Thursday, May 20, 2010
Franklin Hall B Level 4 (Philadelphia Marriott Downtown)
10:00 AM
S. Lietz
,
MRC Social, Genetic and Developmental Psychiatry Centre, Institute of Psychiatry, King's College London, London, United Kingdom
F. Rijsdijk
,
Social, Genetic and Developmental Psychiatry (SGDP) Centre, Institute of Psychiatry, King's College London, London, United Kingdom
E. Colvert
,
MRC Social, Genetic and Developmental Psychiatry Centre, Institute of Psychiatry, King's College London, London, United Kingdom
E. Woodhouse
,
MRC Social, Genetic and Developmental Psychiatry Centre, Institute of Psychiatry, King's College London, London, United Kingdom
N. Gillan
,
MRC Social, Genetic and Developmental Psychiatry Centre, Institute of Psychiatry, King's College London, London, United Kingdom
V. Hallett
,
MRC Social, Genetic and Developmental Psychiatry Centre, Institute of Psychiatry, King's College London, London, United Kingdom
P. Bolton
,
MRC Social, Genetic and Developmental Psychiatry Centre, Institute of Psychiatry, King's College London, London, United Kingdom
F. Happé
,
MRC Social, Genetic and Developmental Psychiatry Centre, Institute of Psychiatry, King's College London, London, United Kingdom
Background: Elevated levels of sensory abnormalities, such as hypo- and hyper-sensitivity to sound, light, touch, and taste, are well-documented in autism (e.g. Leekam et al., 2007, Rogers & Ozonoff, 2005) as well as in Fragile X (Rogers et al., 2003). Since autism and Fragile X are both highly heritable, genetic factors may also be involved in sensory abnormalities. Studies so far indicate moderate heritability of sensory sensitivity in typically developing samples (e.g. Goldsmith et al., 1997), with some indication that the tactile domain might be more heritable than the auditory domain (Goldsmith et al. 2006). A sibling study of sensory abnormalities in ASD (Szatmari et al., 2006) examined the structure of the restricted, repetitive behaviours and interests domain in autism measured by the ADI. Using factor analysis, they found that this domain consists of 2 factors: 'insistence on sameness' (IS) and 'repetitive and sensory motor behaviours and interests' (RSMB). However, their analysis of sibling data did not suggest familiality of the RSMB factor. To date, no twin study of autism has investigated the genetic and environmental contributions to individual differences in sensory responsivity.
Objectives: Using bivariate genetic model-fitting (adjusted to account for selection), this study aims to examine how much of the phenotypic association between sensory abnormalities and autism symptoms is due to genetic and environmental factors shared between each set of symptoms. Furthermore, the relative contribution of genetic and environmental effects to individual differences in sensory responsivity will be estimated.
Methods: This study forms part of a large-scale longitudinal twin study (TEDS - Twins Early Development Study).
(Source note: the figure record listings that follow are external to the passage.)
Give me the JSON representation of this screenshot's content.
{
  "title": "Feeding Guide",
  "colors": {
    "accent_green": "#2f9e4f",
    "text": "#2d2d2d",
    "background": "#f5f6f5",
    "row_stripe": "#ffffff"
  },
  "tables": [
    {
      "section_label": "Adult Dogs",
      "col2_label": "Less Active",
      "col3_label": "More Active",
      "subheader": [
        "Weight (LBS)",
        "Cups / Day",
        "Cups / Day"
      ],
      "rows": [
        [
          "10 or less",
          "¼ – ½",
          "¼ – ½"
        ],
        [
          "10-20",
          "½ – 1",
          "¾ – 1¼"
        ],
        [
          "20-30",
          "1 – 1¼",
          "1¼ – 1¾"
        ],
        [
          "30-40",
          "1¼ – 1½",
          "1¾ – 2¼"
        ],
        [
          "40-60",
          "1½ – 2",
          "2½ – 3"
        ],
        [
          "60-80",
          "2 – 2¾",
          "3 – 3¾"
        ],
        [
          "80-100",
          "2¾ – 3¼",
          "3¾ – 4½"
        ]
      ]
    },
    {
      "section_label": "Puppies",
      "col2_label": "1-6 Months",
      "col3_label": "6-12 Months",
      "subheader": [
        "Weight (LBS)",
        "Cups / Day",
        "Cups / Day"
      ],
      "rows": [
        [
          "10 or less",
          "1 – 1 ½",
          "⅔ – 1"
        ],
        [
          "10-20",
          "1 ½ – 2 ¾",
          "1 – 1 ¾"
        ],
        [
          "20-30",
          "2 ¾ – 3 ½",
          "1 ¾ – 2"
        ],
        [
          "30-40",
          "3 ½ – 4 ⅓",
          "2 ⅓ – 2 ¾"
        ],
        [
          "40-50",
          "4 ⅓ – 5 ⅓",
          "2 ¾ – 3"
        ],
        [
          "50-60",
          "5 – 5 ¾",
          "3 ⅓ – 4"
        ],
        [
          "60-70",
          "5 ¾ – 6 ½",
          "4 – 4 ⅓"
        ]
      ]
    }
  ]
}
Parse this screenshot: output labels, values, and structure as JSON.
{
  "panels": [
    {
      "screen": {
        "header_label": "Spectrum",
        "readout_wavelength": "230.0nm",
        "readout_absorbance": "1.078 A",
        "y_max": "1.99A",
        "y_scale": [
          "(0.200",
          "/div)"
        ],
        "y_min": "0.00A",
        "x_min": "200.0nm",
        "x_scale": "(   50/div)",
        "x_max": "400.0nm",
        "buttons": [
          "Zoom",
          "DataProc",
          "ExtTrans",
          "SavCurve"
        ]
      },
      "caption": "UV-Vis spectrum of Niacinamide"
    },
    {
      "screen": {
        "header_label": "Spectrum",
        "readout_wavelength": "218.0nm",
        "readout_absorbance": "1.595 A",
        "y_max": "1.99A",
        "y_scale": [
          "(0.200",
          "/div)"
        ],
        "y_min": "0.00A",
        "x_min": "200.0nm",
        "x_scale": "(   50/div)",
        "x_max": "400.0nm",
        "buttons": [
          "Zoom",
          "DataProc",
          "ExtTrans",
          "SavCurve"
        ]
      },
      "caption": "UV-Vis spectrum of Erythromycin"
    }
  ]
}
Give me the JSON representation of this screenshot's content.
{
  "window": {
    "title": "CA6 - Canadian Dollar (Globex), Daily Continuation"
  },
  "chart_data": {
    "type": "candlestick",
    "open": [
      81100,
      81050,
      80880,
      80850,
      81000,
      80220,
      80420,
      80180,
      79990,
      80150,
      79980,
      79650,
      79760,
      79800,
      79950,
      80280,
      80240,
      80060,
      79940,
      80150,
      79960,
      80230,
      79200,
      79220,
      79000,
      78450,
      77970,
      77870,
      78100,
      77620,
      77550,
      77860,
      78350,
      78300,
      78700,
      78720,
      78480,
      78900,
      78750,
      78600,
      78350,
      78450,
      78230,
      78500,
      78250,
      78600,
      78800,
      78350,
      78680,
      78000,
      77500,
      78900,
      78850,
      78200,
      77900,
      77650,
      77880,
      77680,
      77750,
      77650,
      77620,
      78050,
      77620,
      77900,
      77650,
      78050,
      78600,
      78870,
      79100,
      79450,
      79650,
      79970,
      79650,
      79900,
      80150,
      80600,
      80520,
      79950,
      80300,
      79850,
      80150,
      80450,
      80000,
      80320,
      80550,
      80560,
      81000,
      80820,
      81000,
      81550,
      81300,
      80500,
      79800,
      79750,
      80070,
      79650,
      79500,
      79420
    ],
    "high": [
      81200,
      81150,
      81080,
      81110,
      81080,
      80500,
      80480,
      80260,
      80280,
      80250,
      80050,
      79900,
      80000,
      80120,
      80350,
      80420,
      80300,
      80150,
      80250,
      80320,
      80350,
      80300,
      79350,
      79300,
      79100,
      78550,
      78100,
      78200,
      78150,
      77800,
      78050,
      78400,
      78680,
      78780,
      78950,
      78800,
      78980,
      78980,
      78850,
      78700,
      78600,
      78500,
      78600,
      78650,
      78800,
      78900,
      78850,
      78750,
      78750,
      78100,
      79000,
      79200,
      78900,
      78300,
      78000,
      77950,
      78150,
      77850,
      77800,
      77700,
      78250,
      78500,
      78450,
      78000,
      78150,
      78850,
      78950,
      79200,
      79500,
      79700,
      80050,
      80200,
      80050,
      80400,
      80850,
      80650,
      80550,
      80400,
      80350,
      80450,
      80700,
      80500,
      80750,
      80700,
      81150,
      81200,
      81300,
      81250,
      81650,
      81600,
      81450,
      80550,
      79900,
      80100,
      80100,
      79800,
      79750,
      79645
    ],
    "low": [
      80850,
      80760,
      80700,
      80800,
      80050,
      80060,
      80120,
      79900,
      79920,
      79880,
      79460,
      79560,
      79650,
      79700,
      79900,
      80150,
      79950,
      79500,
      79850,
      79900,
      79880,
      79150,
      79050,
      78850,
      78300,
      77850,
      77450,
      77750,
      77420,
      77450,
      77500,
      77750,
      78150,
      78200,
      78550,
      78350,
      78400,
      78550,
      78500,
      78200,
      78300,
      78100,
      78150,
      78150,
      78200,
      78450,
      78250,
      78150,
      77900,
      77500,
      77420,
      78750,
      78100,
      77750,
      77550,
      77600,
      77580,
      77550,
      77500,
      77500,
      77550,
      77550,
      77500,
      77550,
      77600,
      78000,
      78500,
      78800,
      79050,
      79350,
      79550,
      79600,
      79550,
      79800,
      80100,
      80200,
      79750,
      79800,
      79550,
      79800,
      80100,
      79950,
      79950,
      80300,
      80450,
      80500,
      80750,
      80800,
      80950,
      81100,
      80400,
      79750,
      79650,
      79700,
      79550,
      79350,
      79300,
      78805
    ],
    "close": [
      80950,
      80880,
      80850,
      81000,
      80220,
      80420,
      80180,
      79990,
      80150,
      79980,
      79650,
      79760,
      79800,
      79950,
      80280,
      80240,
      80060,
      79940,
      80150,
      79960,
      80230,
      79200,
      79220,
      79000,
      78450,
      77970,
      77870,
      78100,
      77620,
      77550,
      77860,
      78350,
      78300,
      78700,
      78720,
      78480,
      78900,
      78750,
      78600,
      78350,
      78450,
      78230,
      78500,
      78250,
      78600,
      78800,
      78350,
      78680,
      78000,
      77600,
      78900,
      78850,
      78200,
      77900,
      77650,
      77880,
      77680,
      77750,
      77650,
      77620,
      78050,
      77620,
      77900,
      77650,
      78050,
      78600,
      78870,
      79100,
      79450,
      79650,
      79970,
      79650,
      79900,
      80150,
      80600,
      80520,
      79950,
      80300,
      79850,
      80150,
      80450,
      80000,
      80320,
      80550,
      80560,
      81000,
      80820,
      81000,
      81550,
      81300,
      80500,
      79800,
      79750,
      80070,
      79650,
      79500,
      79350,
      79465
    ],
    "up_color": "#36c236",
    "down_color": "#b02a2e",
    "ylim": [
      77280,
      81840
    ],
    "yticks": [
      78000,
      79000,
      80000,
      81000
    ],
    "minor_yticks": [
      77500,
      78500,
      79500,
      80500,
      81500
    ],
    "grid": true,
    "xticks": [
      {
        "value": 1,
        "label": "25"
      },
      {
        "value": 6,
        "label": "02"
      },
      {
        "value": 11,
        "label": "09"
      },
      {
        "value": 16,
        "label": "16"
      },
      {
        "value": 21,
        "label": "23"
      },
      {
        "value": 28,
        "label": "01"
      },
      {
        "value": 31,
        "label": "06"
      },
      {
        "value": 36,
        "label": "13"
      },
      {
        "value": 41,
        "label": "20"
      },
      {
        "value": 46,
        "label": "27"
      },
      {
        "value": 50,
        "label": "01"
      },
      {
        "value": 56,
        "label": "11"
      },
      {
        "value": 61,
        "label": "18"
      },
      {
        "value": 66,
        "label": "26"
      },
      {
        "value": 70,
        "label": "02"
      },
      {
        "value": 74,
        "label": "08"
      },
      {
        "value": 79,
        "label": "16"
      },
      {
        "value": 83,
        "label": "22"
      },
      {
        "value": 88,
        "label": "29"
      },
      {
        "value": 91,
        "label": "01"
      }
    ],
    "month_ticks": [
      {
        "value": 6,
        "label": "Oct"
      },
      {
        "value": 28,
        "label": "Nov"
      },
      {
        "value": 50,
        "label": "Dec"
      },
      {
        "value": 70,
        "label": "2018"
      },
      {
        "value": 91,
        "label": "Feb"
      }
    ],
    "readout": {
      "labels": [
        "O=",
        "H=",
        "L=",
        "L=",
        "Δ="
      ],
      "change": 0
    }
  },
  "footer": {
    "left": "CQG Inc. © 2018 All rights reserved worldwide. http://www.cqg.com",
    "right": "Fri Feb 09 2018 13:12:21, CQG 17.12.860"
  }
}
Twins with ASD (autism, Asperger Syndrome, atypical autism) were recruited for the Social Relationship Study (SRS). The sample for the present study includes 60 ASD twin pairs (at least one twin with ASD) and 60 control twin pairs, aged 12-15 years. Patterns of sensory abnormalities were assessed using the Short Sensory Profile completed by children and parents. The Autism Diagnostic Observation Schedule (ADOS) and Autism Diagnostic Interview-Revised (ADI-R) were carried out to confirm diagnostic status.
Results: Results show moderate phenotypic correlations between total Short Sensory Profile scores and ADI scores. Bivariate Liability Threshold model-fitting analyses will yield the heritability of sensory symptoms and the genetic/environmental correlations between autism symptoms and sensory abnormalities.
Conclusions: Finding genetic overlap between autism and sensory symptoms may indicate that sensory abnormalities are part of the core symptomatology for ASD, and thus could be used as early predictors of ASD as well as being included in diagnostic criteria.